I would say that "wank" as a verb is not particularly strong – it's the only word normally used in informal speech in the UK to signify masturbation – but it is vulgar because the British do not discuss such things except within a group of friends (where such things are actually discussed quite a lot!)

I would freely use this word amongst friends but I have never in my life said it in front of my relatives (apart from ones of a similar age to me) or work colleagues who aren't also friends, for example, and I would be pretty taken aback to hear them say it when talking to me!


----------



## obz

worcerize said:


> I would say that "wank" as a verb is not particularly strong – it's the only word normally used in informal speech in the UK to signify masturbation – but it is vulgar because the British do not discuss such things except within a group of friends* (where such things are actually discussed quite a lot!)!*



Es así por aquí en este lado del charco .


----------



## drunkenfool

I have to agree with 'quesuerte', the word wank is no more offensive to me than 'jerk off', especially bearing in mind that neither one of the words would be appropriate to say in polite company. 'Jerk off', at least to me, sounds very American English, but wank is definately an integral part of the British English vocabulary, especially entre los jovenes


----------



## drunkenfool

...and in response to 'ivan raikov', your example is just another example of the usage that I highlighted earier as an ajectival noun.


----------



## duncandhu

It's pretty vulgar...

It's not the kind of thing you'd say when you're talking to someone you don't know well.
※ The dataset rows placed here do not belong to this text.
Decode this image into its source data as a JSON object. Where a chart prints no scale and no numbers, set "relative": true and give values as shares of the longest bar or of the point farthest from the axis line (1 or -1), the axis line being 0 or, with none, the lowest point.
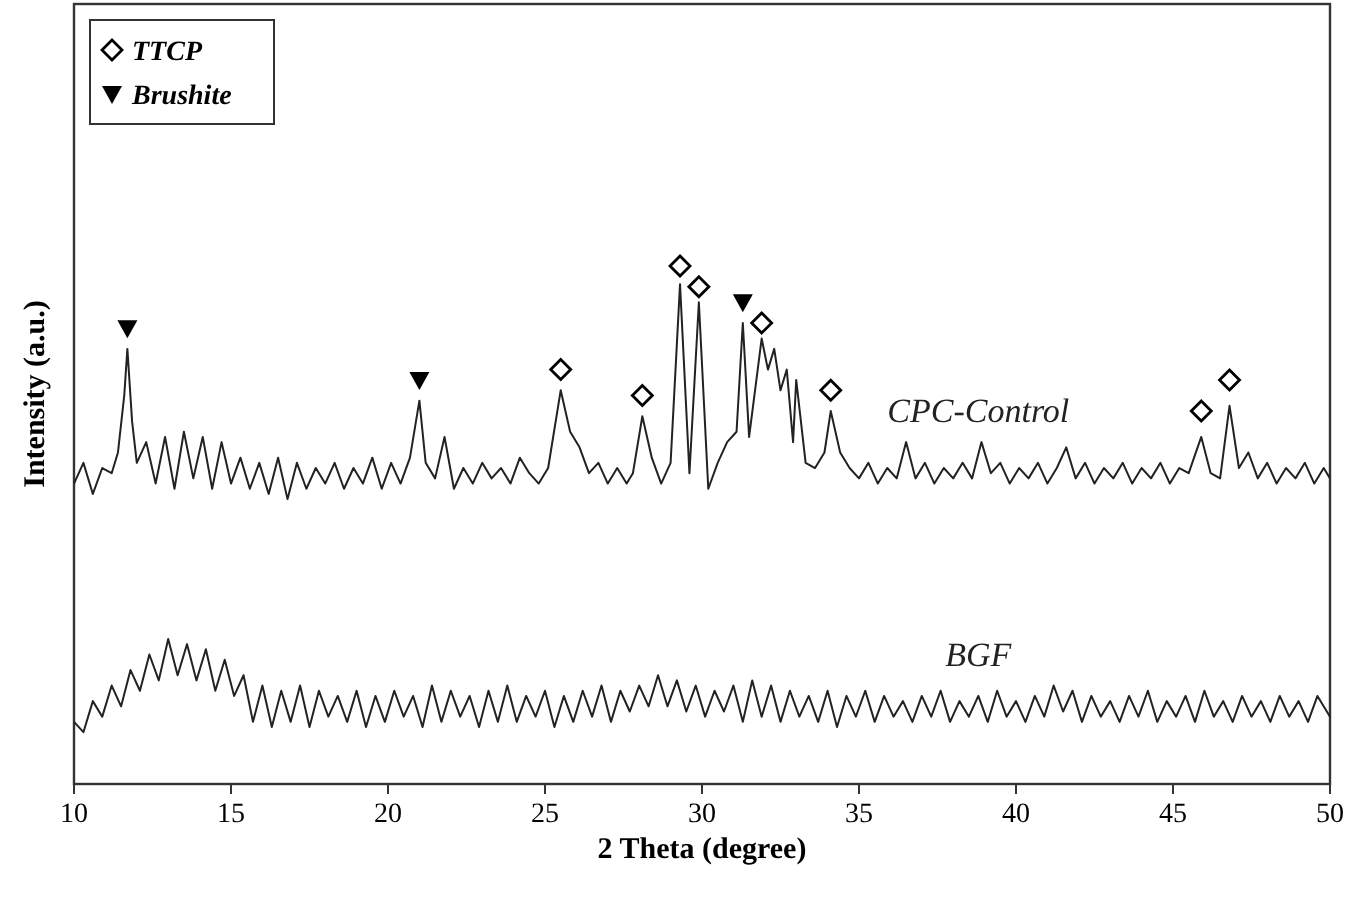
{
  "chart_data": {
    "type": "line",
    "xlabel": "2 Theta (degree)",
    "ylabel": "Intensity (a.u.)",
    "relative": true,
    "xlim": [
      10,
      50
    ],
    "xticks": [
      10,
      15,
      20,
      25,
      30,
      35,
      40,
      45,
      50
    ],
    "grid": false,
    "legend": "top left",
    "tick_labels": "x",
    "line_style": "solid",
    "series": [
      {
        "name": "CPC-Control",
        "color": "#222222",
        "x": [
          10.0,
          10.3,
          10.6,
          10.9,
          11.2,
          11.4,
          11.6,
          11.7,
          11.85,
          12.0,
          12.3,
          12.6,
          12.9,
          13.2,
          13.5,
          13.8,
          14.1,
          14.4,
          14.7,
          15.0,
          15.3,
          15.6,
          15.9,
          16.2,
          16.5,
          16.8,
          17.1,
          17.4,
          17.7,
          18.0,
          18.3,
          18.6,
          18.9,
          19.2,
          19.5,
          19.8,
          20.1,
          20.4,
          20.7,
          21.0,
          21.2,
          21.5,
          21.8,
          22.1,
          22.4,
          22.7,
          23.0,
          23.3,
          23.6,
          23.9,
          24.2,
          24.5,
          24.8,
          25.1,
          25.5,
          25.8,
          26.1,
          26.4,
          26.7,
          27.0,
          27.3,
          27.6,
          27.8,
          28.1,
          28.4,
          28.7,
          29.0,
          29.3,
          29.6,
          29.9,
          30.2,
          30.5,
          30.8,
          31.1,
          31.3,
          31.5,
          31.9,
          32.1,
          32.3,
          32.5,
          32.7,
          32.9,
          33.0,
          33.3,
          33.6,
          33.9,
          34.1,
          34.4,
          34.7,
          35.0,
          35.3,
          35.6,
          35.9,
          36.2,
          36.5,
          36.8,
          37.1,
          37.4,
          37.7,
          38.0,
          38.3,
          38.6,
          38.9,
          39.2,
          39.5,
          39.8,
          40.1,
          40.4,
          40.7,
          41.0,
          41.3,
          41.6,
          41.9,
          42.2,
          42.5,
          42.8,
          43.1,
          43.4,
          43.7,
          44.0,
          44.3,
          44.6,
          44.9,
          45.2,
          45.5,
          45.9,
          46.2,
          46.5,
          46.8,
          47.1,
          47.4,
          47.7,
          48.0,
          48.3,
          48.6,
          48.9,
          49.2,
          49.5,
          49.8,
          50.0
        ],
        "values": [
          0.58,
          0.62,
          0.56,
          0.61,
          0.6,
          0.64,
          0.75,
          0.84,
          0.7,
          0.62,
          0.66,
          0.58,
          0.67,
          0.57,
          0.68,
          0.59,
          0.67,
          0.57,
          0.66,
          0.58,
          0.63,
          0.57,
          0.62,
          0.56,
          0.63,
          0.55,
          0.62,
          0.57,
          0.61,
          0.58,
          0.62,
          0.57,
          0.61,
          0.58,
          0.63,
          0.57,
          0.62,
          0.58,
          0.63,
          0.74,
          0.62,
          0.59,
          0.67,
          0.57,
          0.61,
          0.58,
          0.62,
          0.59,
          0.61,
          0.58,
          0.63,
          0.6,
          0.58,
          0.61,
          0.76,
          0.68,
          0.65,
          0.6,
          0.62,
          0.58,
          0.61,
          0.58,
          0.6,
          0.71,
          0.63,
          0.58,
          0.62,
          0.965,
          0.6,
          0.93,
          0.57,
          0.62,
          0.66,
          0.68,
          0.89,
          0.67,
          0.86,
          0.8,
          0.84,
          0.76,
          0.8,
          0.66,
          0.78,
          0.62,
          0.61,
          0.64,
          0.72,
          0.64,
          0.61,
          0.59,
          0.62,
          0.58,
          0.61,
          0.59,
          0.66,
          0.59,
          0.62,
          0.58,
          0.61,
          0.59,
          0.62,
          0.59,
          0.66,
          0.6,
          0.62,
          0.58,
          0.61,
          0.59,
          0.62,
          0.58,
          0.61,
          0.65,
          0.59,
          0.62,
          0.58,
          0.61,
          0.59,
          0.62,
          0.58,
          0.61,
          0.59,
          0.62,
          0.58,
          0.61,
          0.6,
          0.67,
          0.6,
          0.59,
          0.73,
          0.61,
          0.64,
          0.59,
          0.62,
          0.58,
          0.61,
          0.59,
          0.62,
          0.58,
          0.61,
          0.59
        ]
      },
      {
        "name": "BGF",
        "color": "#222222",
        "x": [
          10.0,
          10.3,
          10.6,
          10.9,
          11.2,
          11.5,
          11.8,
          12.1,
          12.4,
          12.7,
          13.0,
          13.3,
          13.6,
          13.9,
          14.2,
          14.5,
          14.8,
          15.1,
          15.4,
          15.7,
          16.0,
          16.3,
          16.6,
          16.9,
          17.2,
          17.5,
          17.8,
          18.1,
          18.4,
          18.7,
          19.0,
          19.3,
          19.6,
          19.9,
          20.2,
          20.5,
          20.8,
          21.1,
          21.4,
          21.7,
          22.0,
          22.3,
          22.6,
          22.9,
          23.2,
          23.5,
          23.8,
          24.1,
          24.4,
          24.7,
          25.0,
          25.3,
          25.6,
          25.9,
          26.2,
          26.5,
          26.8,
          27.1,
          27.4,
          27.7,
          28.0,
          28.3,
          28.6,
          28.9,
          29.2,
          29.5,
          29.8,
          30.1,
          30.4,
          30.7,
          31.0,
          31.3,
          31.6,
          31.9,
          32.2,
          32.5,
          32.8,
          33.1,
          33.4,
          33.7,
          34.0,
          34.3,
          34.6,
          34.9,
          35.2,
          35.5,
          35.8,
          36.1,
          36.4,
          36.7,
          37.0,
          37.3,
          37.6,
          37.9,
          38.2,
          38.5,
          38.8,
          39.1,
          39.4,
          39.7,
          40.0,
          40.3,
          40.6,
          40.9,
          41.2,
          41.5,
          41.8,
          42.1,
          42.4,
          42.7,
          43.0,
          43.3,
          43.6,
          43.9,
          44.2,
          44.5,
          44.8,
          45.1,
          45.4,
          45.7,
          46.0,
          46.3,
          46.6,
          46.9,
          47.2,
          47.5,
          47.8,
          48.1,
          48.4,
          48.7,
          49.0,
          49.3,
          49.6,
          50.0
        ],
        "values": [
          0.12,
          0.1,
          0.16,
          0.13,
          0.19,
          0.15,
          0.22,
          0.18,
          0.25,
          0.2,
          0.28,
          0.21,
          0.27,
          0.2,
          0.26,
          0.18,
          0.24,
          0.17,
          0.21,
          0.12,
          0.19,
          0.11,
          0.18,
          0.12,
          0.19,
          0.11,
          0.18,
          0.13,
          0.17,
          0.12,
          0.18,
          0.11,
          0.17,
          0.12,
          0.18,
          0.13,
          0.17,
          0.11,
          0.19,
          0.12,
          0.18,
          0.13,
          0.17,
          0.11,
          0.18,
          0.12,
          0.19,
          0.12,
          0.17,
          0.13,
          0.18,
          0.11,
          0.17,
          0.12,
          0.18,
          0.13,
          0.19,
          0.12,
          0.18,
          0.14,
          0.19,
          0.15,
          0.21,
          0.15,
          0.2,
          0.14,
          0.19,
          0.13,
          0.18,
          0.14,
          0.19,
          0.12,
          0.2,
          0.13,
          0.19,
          0.12,
          0.18,
          0.13,
          0.17,
          0.12,
          0.18,
          0.11,
          0.17,
          0.13,
          0.18,
          0.12,
          0.17,
          0.13,
          0.16,
          0.12,
          0.17,
          0.13,
          0.18,
          0.12,
          0.16,
          0.13,
          0.17,
          0.12,
          0.18,
          0.13,
          0.16,
          0.12,
          0.17,
          0.13,
          0.19,
          0.14,
          0.18,
          0.12,
          0.17,
          0.13,
          0.16,
          0.12,
          0.17,
          0.13,
          0.18,
          0.12,
          0.16,
          0.13,
          0.17,
          0.12,
          0.18,
          0.13,
          0.16,
          0.12,
          0.17,
          0.13,
          0.16,
          0.12,
          0.17,
          0.13,
          0.16,
          0.12,
          0.17,
          0.13
        ]
      },
      {
        "name": "TTCP",
        "type": "scatter",
        "marker": "diamond",
        "color": "#000000",
        "x": [
          25.5,
          28.1,
          29.3,
          29.9,
          31.9,
          34.1,
          45.9,
          46.8
        ],
        "values": [
          0.8,
          0.75,
          1.0,
          0.96,
          0.89,
          0.76,
          0.72,
          0.78
        ]
      },
      {
        "name": "Brushite",
        "type": "scatter",
        "marker": "triangle",
        "color": "#000000",
        "x": [
          11.7,
          21.0,
          31.3
        ],
        "values": [
          0.88,
          0.78,
          0.93
        ]
      }
    ]
  }
}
Igual en castellano, no dirías que te vas a hacer una paja en una entrevista de trabajo ni con el dependiente cuando te vas de compras...

More with "to wank":

To wank over somebody: to think of somebody when you're wanking.

A friend of mine used to say "That's one for the wank bank." like it was a memory bank, he used to say it when he saw a good looking girl, like he was going to _wank over_ her later

Erm... hope that helps!

Saludos
Duncan


----------